Es sind die bekannten und erwarteten Reaktionen von Berufssportlern, die wissen, wie fragil Momentaufnahmen sind. Noch vor zwei Tagen wähnten sich schließlich die Kieler in einer guten Ausgangslage im Titelkampf, das Heimspiel gegen den HSV am 20. April vor der Brust, "weil alle Verletzten zurückgekehrt waren, wir zuletzt einen hervorragenden Handball gespielt und stets hoch gewonnen haben", wie THW-Spielmacher Filip Jicha sagt. "Wir haben Großwallstadt nicht unterschätzt, aber möglicherweise sind wir ein Stück zu locker in dieses Spiel gegangen. Das hat sich gerächt." Nach 1239 Tagen verloren die Kieler wieder ein Heimspiel - und Rechtsaußen Christian Sprenger mit Innenbandanriss im linken Knie. Der letzte Bezwinger in der damaligen Ostseehalle hieß HSV. Der Koreaner Kyung-Shin Yoon warf zwei Sekunden vor Schluss den Siegtreffer zum 31:30. Am Ende der Saison wurde Kiel souverän Meister, der HSV mit Mühe Dritter.

Der schmale Grat zwischen der gewünschten Lockerheit und der notwendigen Ernsthaftigkeit ist bei dem Arbeitspensum einer Handballmannschaft mit bis zu drei Spielen in acht Tagen nicht immer leicht zu finden. Auch die Hamburger waren kürzlich der Verlockung erlegen, das Achtelfinalhinspiel der Champions League gegen BM Valladolid zum Durchschnaufen zu benutzen. Erst in der zweiten Halbzeit schalteten sie ihr Energierückgewinnungssystem wieder ein und wendeten einen Halbzeitrückstand von 11:15 zu einem 28:22-Erfolg. Fünf Tage vorher hatte der HSV beim 35:22 in Berlin sein bislang bestes Saisonspiel geliefert. "Da haben wir viel zu viel Lob zu hören bekommen", klagte Schwalb nach dem Champions-League-Spiel.

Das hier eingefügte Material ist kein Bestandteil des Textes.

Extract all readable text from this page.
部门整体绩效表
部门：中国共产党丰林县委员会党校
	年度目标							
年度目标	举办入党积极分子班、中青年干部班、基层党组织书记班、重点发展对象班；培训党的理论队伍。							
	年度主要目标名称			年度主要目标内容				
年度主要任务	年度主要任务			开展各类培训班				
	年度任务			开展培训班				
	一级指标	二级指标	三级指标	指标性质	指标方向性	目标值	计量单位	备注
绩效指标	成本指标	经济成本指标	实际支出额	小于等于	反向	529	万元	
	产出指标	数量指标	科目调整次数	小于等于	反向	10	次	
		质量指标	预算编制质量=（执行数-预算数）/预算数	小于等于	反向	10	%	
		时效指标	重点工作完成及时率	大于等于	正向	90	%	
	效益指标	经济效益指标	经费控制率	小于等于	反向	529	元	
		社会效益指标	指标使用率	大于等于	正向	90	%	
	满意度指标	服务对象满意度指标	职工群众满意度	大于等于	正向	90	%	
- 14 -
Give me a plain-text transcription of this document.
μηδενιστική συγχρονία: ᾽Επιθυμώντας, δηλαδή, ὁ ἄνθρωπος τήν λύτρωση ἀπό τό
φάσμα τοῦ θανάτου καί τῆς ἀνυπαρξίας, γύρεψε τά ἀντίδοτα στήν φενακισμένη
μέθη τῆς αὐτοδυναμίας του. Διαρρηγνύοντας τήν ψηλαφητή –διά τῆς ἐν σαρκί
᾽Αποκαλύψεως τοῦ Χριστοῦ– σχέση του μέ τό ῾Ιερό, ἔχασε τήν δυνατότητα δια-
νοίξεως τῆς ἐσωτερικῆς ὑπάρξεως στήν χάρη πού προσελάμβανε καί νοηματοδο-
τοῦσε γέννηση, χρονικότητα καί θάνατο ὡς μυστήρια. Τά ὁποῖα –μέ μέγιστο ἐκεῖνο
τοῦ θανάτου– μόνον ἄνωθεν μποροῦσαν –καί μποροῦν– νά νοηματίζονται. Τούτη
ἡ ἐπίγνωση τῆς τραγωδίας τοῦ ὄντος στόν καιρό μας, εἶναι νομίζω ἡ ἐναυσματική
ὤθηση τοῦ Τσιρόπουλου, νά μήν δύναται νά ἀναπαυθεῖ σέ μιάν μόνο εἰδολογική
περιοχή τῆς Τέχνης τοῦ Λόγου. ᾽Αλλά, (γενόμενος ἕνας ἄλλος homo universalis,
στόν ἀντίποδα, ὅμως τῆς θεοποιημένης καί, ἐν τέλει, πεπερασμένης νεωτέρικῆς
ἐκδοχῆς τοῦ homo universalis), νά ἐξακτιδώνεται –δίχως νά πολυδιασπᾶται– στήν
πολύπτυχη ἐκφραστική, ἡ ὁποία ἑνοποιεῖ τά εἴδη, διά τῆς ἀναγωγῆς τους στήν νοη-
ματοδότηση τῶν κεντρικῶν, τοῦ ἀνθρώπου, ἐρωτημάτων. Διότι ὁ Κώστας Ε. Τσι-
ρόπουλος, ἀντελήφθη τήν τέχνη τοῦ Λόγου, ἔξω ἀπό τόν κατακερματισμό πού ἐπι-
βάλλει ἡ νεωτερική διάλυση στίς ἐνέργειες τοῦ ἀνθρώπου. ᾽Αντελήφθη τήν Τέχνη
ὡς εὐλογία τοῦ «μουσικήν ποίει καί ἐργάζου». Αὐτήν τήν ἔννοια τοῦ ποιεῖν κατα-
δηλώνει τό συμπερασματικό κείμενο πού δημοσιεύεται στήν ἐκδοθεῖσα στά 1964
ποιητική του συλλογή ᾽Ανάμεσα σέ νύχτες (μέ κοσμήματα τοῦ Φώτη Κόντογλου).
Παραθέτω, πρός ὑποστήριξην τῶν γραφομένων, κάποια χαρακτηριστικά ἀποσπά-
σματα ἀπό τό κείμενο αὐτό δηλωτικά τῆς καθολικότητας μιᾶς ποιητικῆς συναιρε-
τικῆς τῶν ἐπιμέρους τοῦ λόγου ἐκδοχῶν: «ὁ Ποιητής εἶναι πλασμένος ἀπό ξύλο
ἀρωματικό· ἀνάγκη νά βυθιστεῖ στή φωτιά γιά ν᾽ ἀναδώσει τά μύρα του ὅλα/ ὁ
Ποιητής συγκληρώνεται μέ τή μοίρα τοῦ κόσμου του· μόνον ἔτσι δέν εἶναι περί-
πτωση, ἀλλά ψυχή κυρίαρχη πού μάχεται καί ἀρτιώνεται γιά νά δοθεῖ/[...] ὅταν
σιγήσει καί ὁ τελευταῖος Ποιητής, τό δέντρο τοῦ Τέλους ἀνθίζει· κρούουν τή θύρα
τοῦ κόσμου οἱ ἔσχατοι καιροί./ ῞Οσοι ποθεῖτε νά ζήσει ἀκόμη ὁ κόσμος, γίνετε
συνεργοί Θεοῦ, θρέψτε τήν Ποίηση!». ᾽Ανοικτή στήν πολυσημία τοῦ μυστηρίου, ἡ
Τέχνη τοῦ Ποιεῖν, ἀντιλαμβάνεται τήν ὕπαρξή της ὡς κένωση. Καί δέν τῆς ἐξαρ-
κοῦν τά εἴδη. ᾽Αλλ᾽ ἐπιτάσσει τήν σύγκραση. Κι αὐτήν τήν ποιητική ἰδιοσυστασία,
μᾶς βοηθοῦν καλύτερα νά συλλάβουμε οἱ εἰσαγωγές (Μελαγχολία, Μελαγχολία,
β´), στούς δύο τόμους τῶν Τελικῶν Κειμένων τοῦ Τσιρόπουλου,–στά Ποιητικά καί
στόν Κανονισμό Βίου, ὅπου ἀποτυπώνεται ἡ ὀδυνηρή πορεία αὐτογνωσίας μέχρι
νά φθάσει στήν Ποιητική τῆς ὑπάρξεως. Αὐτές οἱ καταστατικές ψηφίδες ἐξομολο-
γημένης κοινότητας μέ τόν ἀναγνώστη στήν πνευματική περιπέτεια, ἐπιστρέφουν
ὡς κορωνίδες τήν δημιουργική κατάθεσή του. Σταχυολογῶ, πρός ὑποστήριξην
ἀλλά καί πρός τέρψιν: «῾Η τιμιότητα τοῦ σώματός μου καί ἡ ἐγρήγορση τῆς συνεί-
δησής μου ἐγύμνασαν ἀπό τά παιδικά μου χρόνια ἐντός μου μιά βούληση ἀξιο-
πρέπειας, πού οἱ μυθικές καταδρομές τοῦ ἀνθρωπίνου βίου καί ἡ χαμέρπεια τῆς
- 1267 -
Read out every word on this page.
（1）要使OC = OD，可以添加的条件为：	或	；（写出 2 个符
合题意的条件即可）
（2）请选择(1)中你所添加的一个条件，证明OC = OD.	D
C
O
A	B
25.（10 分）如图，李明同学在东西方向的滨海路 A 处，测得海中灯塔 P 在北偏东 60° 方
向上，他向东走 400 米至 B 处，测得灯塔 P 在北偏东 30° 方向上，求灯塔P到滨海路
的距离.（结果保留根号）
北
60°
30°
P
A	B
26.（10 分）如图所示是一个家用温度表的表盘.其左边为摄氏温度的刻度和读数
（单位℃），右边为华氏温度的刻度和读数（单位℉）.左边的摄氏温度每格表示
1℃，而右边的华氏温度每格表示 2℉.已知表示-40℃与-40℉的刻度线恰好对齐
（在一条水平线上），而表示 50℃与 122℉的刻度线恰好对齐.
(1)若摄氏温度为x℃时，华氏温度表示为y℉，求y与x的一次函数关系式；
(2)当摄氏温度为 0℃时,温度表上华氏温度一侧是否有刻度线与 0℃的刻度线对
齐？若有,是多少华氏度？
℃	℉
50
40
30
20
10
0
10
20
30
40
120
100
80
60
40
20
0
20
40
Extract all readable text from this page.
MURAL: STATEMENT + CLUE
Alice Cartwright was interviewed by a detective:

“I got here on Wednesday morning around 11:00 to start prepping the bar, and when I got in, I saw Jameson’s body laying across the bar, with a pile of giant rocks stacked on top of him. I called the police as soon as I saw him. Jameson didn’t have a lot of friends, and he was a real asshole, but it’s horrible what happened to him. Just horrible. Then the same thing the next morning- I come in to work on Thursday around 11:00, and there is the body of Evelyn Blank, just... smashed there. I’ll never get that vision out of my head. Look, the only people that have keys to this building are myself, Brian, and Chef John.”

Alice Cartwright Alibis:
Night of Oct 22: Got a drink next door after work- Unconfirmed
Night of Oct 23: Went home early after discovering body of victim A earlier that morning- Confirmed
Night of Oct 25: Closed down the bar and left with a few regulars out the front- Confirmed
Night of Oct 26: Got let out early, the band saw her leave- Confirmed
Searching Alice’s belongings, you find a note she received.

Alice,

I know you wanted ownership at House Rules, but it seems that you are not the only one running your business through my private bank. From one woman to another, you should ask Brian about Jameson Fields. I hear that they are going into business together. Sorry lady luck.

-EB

Die Ausreißer nach unten hat der HSV in dieser Saison auf ein Minimum begrenzen können. Das ist meisterlich. Der Trainer lobt vor allem die Kontinuität und Stabilität seines Teams, den Einsatz seiner 15 Profis in unzähligen Übungseinheiten, die Gewissenhaftigkeit bei der Berufsausübung in 26 Bundesligaspielen, von denen nur das erste in Göppingen knapp verloren ging. Serien dieser Art haben in der jüngeren Vergangenheit nur der TBV Lemgo oder wiederholt der THW Kiel hingelegt. Beide Klubs wurden Meister, Kiel zuletzt sechsmal in Folge. "Der HSV wird es diesmal schaffen, und das wäre auch hochverdient", sagt Bob Hanning, der ehemalige HSV-Trainer (bis Mai 2005) und heutige Geschäftsführer des Tabellenvierten Füchse Berlin. Keine Mannschaft sei in der Tiefe ihres Kaders besser besetzt als die Hamburger.

Als 2002 der VfL Bad Schwartau nach Hamburg wechselte, hatten sich die Macher um Winfried Klimek den Gewinn der deutschen Meisterschaft zum Ziel gesetzt. 58 Jahre nach dem letzten Triumph einer Hamburger Mannschaft, der SV Polizei, könnte es nun eingelöst werden, etwas anders, als von Klimek einst gedacht. Der musste 2004 wegen geschäftlichen Betrügereien mit seinem Firmengeflecht ins Gefängnis, der Ahrensburger Medizinunternehmer Andreas Rudolph rettete den Verein vor der Insolvenz und päppelte ihn mit seinen Millionen, mehr als 20 bis heute, neben dem THW Kiel, Ciudad Real und dem FC Barcelona zu einer der vier besten Handballmannschaften der Welt auf. Dass Kiel zumindest national das Maß bleibt, stellt bei 16 Meistertiteln und zwei Champions-League-Siegen des THW beim HSV niemand infrage. Solche Vergleiche würden sich verbieten, heißt es. "Wir sind Tabellenführer, mehr nicht", stellt Schwalb klar.